KOMPAS.com - Beredar narasi di media sosial yang menyebutkan Perdana Menteri Israel Benjamin Netanyahu mundur dari jabatannya karena menderita sakit parah. Narasi tersebut dibagikan oleh sejumlah akun Facebook dan Instagram pada Senin (27/4/2026).
Fakta di Balik Narasi
Berdasarkan penelusuran Tim Cek Fakta Kompas.com, narasi yang beredar tersebut adalah informasi yang keliru. Tidak ada pengumuman resmi dari pemerintah Israel atau sumber terpercaya lainnya yang menyatakan Netanyahu mundur karena alasan kesehatan.
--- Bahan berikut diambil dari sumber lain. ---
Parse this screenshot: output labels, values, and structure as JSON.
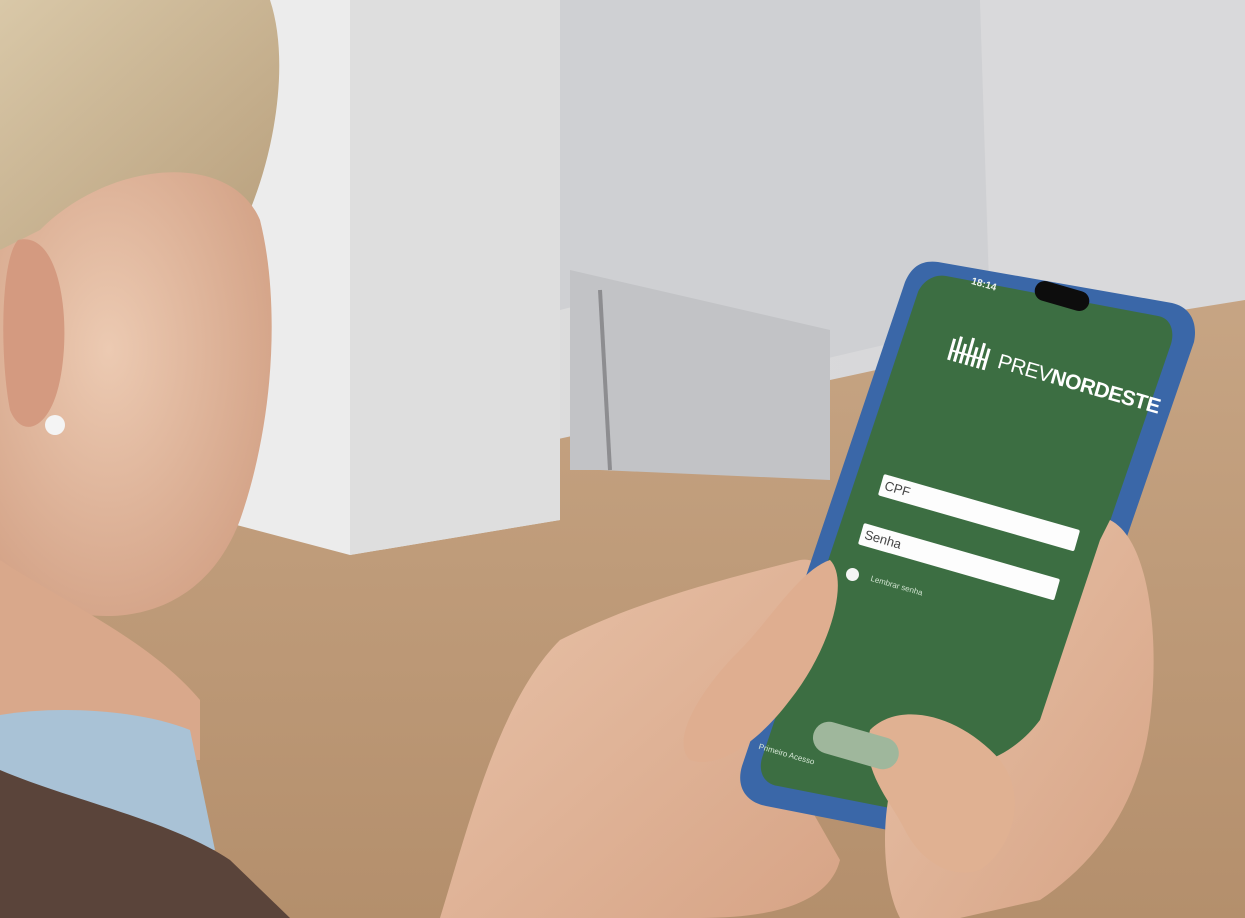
{
  "phone": {
    "status_time": "18:14",
    "brand": {
      "light": "PREV",
      "bold": "NORDESTE"
    },
    "fields": [
      {
        "label": "CPF"
      },
      {
        "label": "Senha"
      }
    ],
    "remember_label": "Lembrar senha",
    "first_access_label": "Primeiro Acesso",
    "login_button_label": "",
    "screen_color": "#3c6e42",
    "case_color": "#3a67a8"
  }
}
Kabar ini merupakan hoaks yang perlu diluruskan.
Penelusuran Lebih Lanjut
Tim Cek Fakta Kompas.com melakukan verifikasi dengan memeriksa pernyataan resmi dari kantor Perdana Menteri Israel, pemberitaan media internasional, serta sumber kredibel lainnya. Hasilnya, tidak ditemukan bukti yang mendukung klaim tersebut. Netanyahu masih menjabat sebagai Perdana Menteri Israel dan tidak ada pernyataan mengenai pengunduran diri karena sakit.
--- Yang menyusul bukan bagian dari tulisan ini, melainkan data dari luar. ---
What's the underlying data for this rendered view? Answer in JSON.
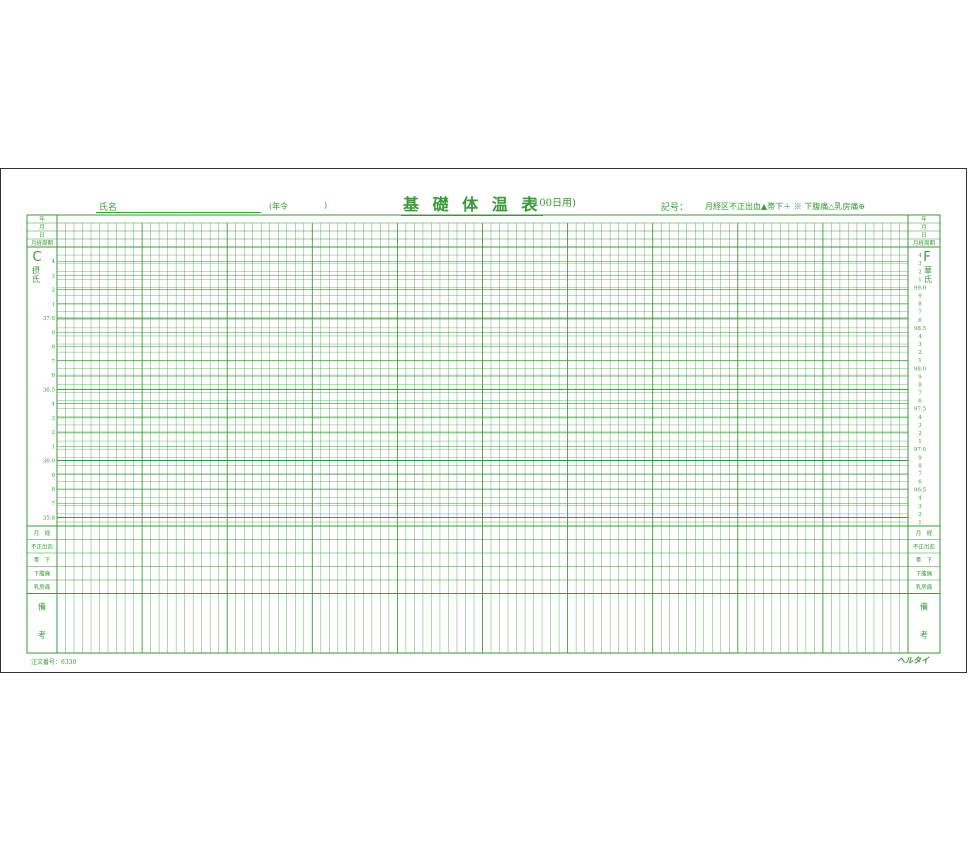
{
  "form": {
    "title": "基 礎 体 温 表",
    "subtitle": "(100日用)",
    "name_label": "氏名",
    "age_label": "(年令",
    "age_close": ")",
    "symbols_label": "記号：",
    "symbols_text": "月経区不正出血▲帯下＋ ※ 下腹痛△乳房痛⊕",
    "order_number": "注文番号：6330",
    "brand": "ヘルタイ"
  },
  "header_rows": [
    "年",
    "月",
    "日",
    "月経周期"
  ],
  "celsius": {
    "unit_letter": "C",
    "unit_name": "摂氏",
    "ticks": [
      "4",
      "3",
      "2",
      "1",
      "37.0",
      "9",
      "8",
      "7",
      "6",
      "36.5",
      "4",
      "3",
      "2",
      "1",
      "36.0",
      "9",
      "8",
      "7",
      "35.8"
    ]
  },
  "fahrenheit": {
    "unit_letter": "F",
    "unit_name": "華氏",
    "ticks": [
      "4",
      "3",
      "2",
      "1",
      "99.0",
      "9",
      "8",
      "7",
      "6",
      "98.5",
      "4",
      "3",
      "2",
      "1",
      "98.0",
      "9",
      "8",
      "7",
      "6",
      "97.5",
      "4",
      "3",
      "2",
      "1",
      "97.0",
      "9",
      "8",
      "7",
      "6",
      "96.5",
      "4",
      "3",
      "2",
      "1"
    ]
  },
  "bottom_rows": [
    "月　経",
    "不正出血",
    "帯　下",
    "下腹痛",
    "乳房痛"
  ],
  "remarks": [
    "備",
    "考"
  ],
  "day_columns": 100,
  "colors": {
    "ink": "#3a9a3a",
    "border": "#333333"
  }
}
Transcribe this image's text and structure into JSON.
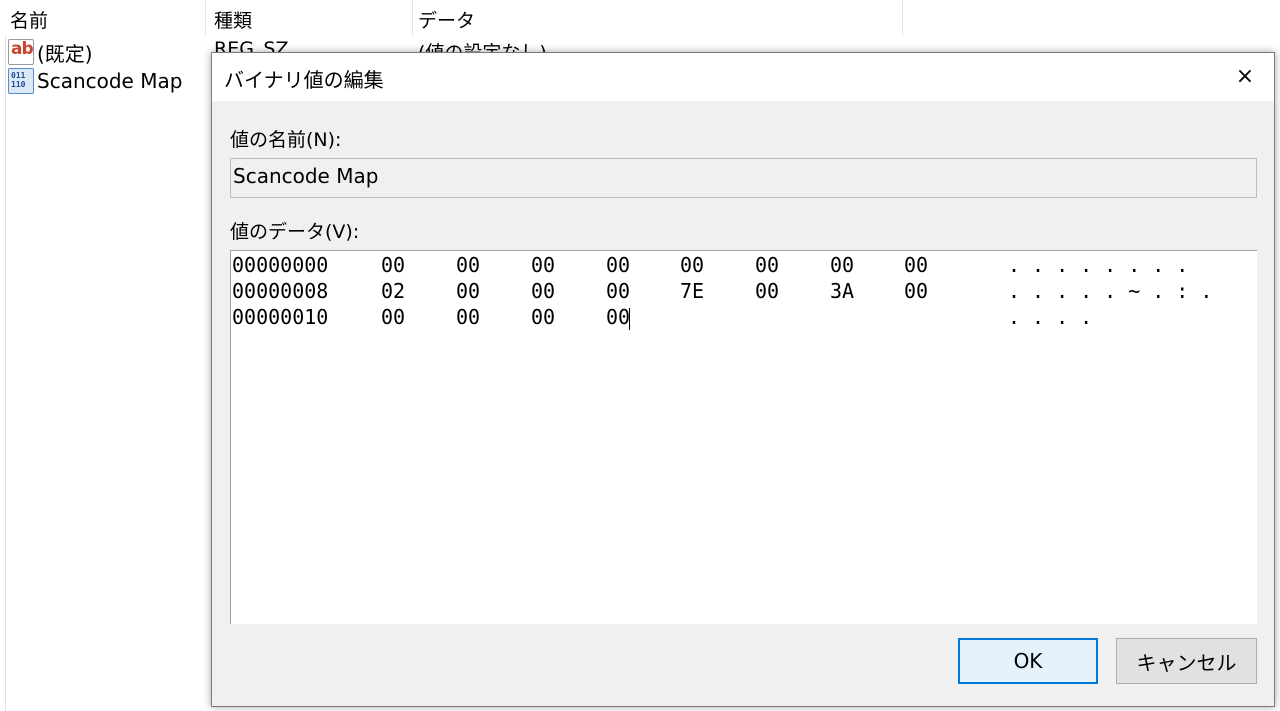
{
  "list": {
    "columns": {
      "name": "名前",
      "type": "種類",
      "data": "データ"
    },
    "rows": [
      {
        "icon": "string-value-icon",
        "icon_text": "ab",
        "name": "(既定)",
        "type": "REG_SZ",
        "data": "(値の設定なし)"
      },
      {
        "icon": "binary-value-icon",
        "icon_text_1": "011",
        "icon_text_2": "110",
        "name": "Scancode Map",
        "type": "",
        "data": ""
      }
    ]
  },
  "dialog": {
    "title": "バイナリ値の編集",
    "close": "×",
    "name_label": "値の名前(N):",
    "name_value": "Scancode Map",
    "data_label": "値のデータ(V):",
    "hex_rows": [
      {
        "addr": "00000000",
        "bytes": [
          "00",
          "00",
          "00",
          "00",
          "00",
          "00",
          "00",
          "00"
        ],
        "ascii": "........"
      },
      {
        "addr": "00000008",
        "bytes": [
          "02",
          "00",
          "00",
          "00",
          "7E",
          "00",
          "3A",
          "00"
        ],
        "ascii": ".....~.:."
      },
      {
        "addr": "00000010",
        "bytes": [
          "00",
          "00",
          "00",
          "00"
        ],
        "ascii": "...."
      }
    ],
    "ok_label": "OK",
    "cancel_label": "キャンセル"
  }
}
Kabar serupa pernah beredar sebelumnya dan telah dibantah oleh pihak terkait. Masyarakat diimbau untuk tidak mudah percaya dengan informasi yang belum terverifikasi kebenarannya. Selalu periksa fakta dari sumber resmi sebelum menyebarkan berita.
Kesimpulan
Narasi yang menyatakan Netanyahu mundur karena sakit parah adalah tidak benar. Informasi ini termasuk dalam kategori hoaks dan menyesatkan. Pembaca disarankan untuk selalu merujuk pada sumber berita yang terpercaya.